Kolejne Spotkanie Kobiet poświęcone było szukaniu swojego miejsca, przede wszystkim w rozumieniu siebie, w akceptacji tego kim i jakie jesteśmy. Mówiłyśmy o losie odmieńca, wyrzutka, kogoś kto „nie pasuje do szablonu”, o presji najbliższego otoczenia, o mierzeniu się z wyobrażeniami innych na nasz temat, począwszy często od rodziców, po społeczeństwo i kulturę, w której wyrastamy…o strachu przed tym, co powiedzą lub jak zareagują inni. Co może z nami zrobić próba tzw. „poprawnego zachowania wedle panujących w otaczającym nas świecie autorytetów”? Zamykamy się w sobie? A może „ruszamy na długą tułaczkę w poszukiwaniu swojego miejsca”?

Próbowałyśmy odpowiedzieć na pytania, jaki mamy obraz siebie, jakie doświadczenia wpływały na nasze samozrozumienie, za co siebie lubimy i co byśmy powiedziały, gdybyśmy mając 85 lat mogły czegoś życzyć sobie „jako dziecku”. Było bardzo inspirująco, a wszystko zamknięte w projekcjach, tym razem ze świata przyrody.

Przede wszystkim zaś mówiłyśmy o odwadze i waleczności, by dążyć do celu, nawet jeśli wszystko dookoła mówi, że to nie dla nas. Zadawałyśmy sobie pytania o obrazy matek w nas. Czy nie poddajemy się za łatwo, czy nie boimy się przyjąć określonego stanowiska, żądać szacunku, walczyć o swoje prawa do życia, postępowania i uczenia się w sposób przez siebie wybrany? Jeśli tak jest, to cokolwiek nas do tego popycha, aby przerwać te represje musimy wyposażyć się choćby w taką cechę jak waleczność.
Wolność, godność, uzdrowienie i Miłość są bowiem dla każdego! Tego nauczyłyśmy się od Syrofenicjanki i Jezusa! Odnajdywałyśmy dzisiaj siebie w tej szczególnej „waleczności” kobiety z Tyru, która była odmieńcem z wielu powodów, a jednak podjęła jedną z najbardziej inspirujących, zdumiewających i uwalniających rozmów z Mistrzem z Nazaretu, opisanych na kartach ewangelii. Oboje nauczyli nas dzisiaj sporo.

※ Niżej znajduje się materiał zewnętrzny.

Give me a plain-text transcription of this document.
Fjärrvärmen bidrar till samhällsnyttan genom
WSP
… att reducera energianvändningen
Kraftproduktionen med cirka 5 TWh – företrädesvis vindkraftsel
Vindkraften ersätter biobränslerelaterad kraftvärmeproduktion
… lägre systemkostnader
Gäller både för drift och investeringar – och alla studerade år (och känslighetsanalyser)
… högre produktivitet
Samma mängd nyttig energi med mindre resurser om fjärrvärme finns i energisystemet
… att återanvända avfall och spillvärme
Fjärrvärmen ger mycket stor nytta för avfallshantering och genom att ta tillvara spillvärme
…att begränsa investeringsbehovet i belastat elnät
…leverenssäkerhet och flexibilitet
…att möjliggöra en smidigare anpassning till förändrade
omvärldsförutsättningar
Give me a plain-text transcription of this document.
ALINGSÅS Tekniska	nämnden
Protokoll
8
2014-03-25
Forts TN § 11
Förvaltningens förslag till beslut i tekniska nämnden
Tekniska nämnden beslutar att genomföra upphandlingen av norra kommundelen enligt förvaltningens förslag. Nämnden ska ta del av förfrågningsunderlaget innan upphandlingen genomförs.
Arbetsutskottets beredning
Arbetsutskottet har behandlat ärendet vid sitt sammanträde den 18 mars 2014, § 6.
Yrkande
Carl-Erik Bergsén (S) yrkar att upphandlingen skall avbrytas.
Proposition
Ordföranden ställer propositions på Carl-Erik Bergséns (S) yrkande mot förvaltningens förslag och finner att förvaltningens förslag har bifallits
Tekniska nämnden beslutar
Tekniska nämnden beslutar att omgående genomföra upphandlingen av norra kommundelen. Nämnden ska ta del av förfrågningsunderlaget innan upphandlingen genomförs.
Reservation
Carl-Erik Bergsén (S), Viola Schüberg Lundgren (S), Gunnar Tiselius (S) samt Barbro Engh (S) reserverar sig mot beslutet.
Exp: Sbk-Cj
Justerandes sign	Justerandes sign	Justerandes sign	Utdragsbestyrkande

Na koniec przyszła refleksja o potrzebie przynależności i szukania właściwego „stada”, o umiejętności odcinania się od tego, co dla nas złe, co nas niszczy, co jest źródłem naszych cierpień i również w tym kontekście, szukania swojego miejsca. Tam bowiem, gdzie panuje zrozumienie, akceptacja, wsparcie i życzliwość, tam rozbudzają się potężne siły witalne! Chcemy być nie tylko tymi, które przetrwały, bo walczyły o siebie, ale tymi, które cieszą się życiem i tym kim i jakie są, patrząc na to, co jest nam darowane teraz oraz spoglądając ku przyszłości! A wszystko dzięki Temu, który jest Miłością i Życiem! Miłość nigdy nie krzywdzi i nie posługuje się przemocą ani groźbą kary! Miłość uwalnia!
Po przerwie brałyśmy udział w niezwykłe inspirujących warsztatach z automasażu twarzy, które poprowadziła dla nas Monika Grygian. Poza techniką rozluźniania oraz pobudzania spiętych mięśni i komórek skóry do pracy, uzyskałyśmy sporo pozytywnych inspiracji, by po prostu zacząć kochać siebie. Wszystko w  atmosferze zrozumienia, akceptacji, śmiechu, żartów i po prostu bliskości ze sobą.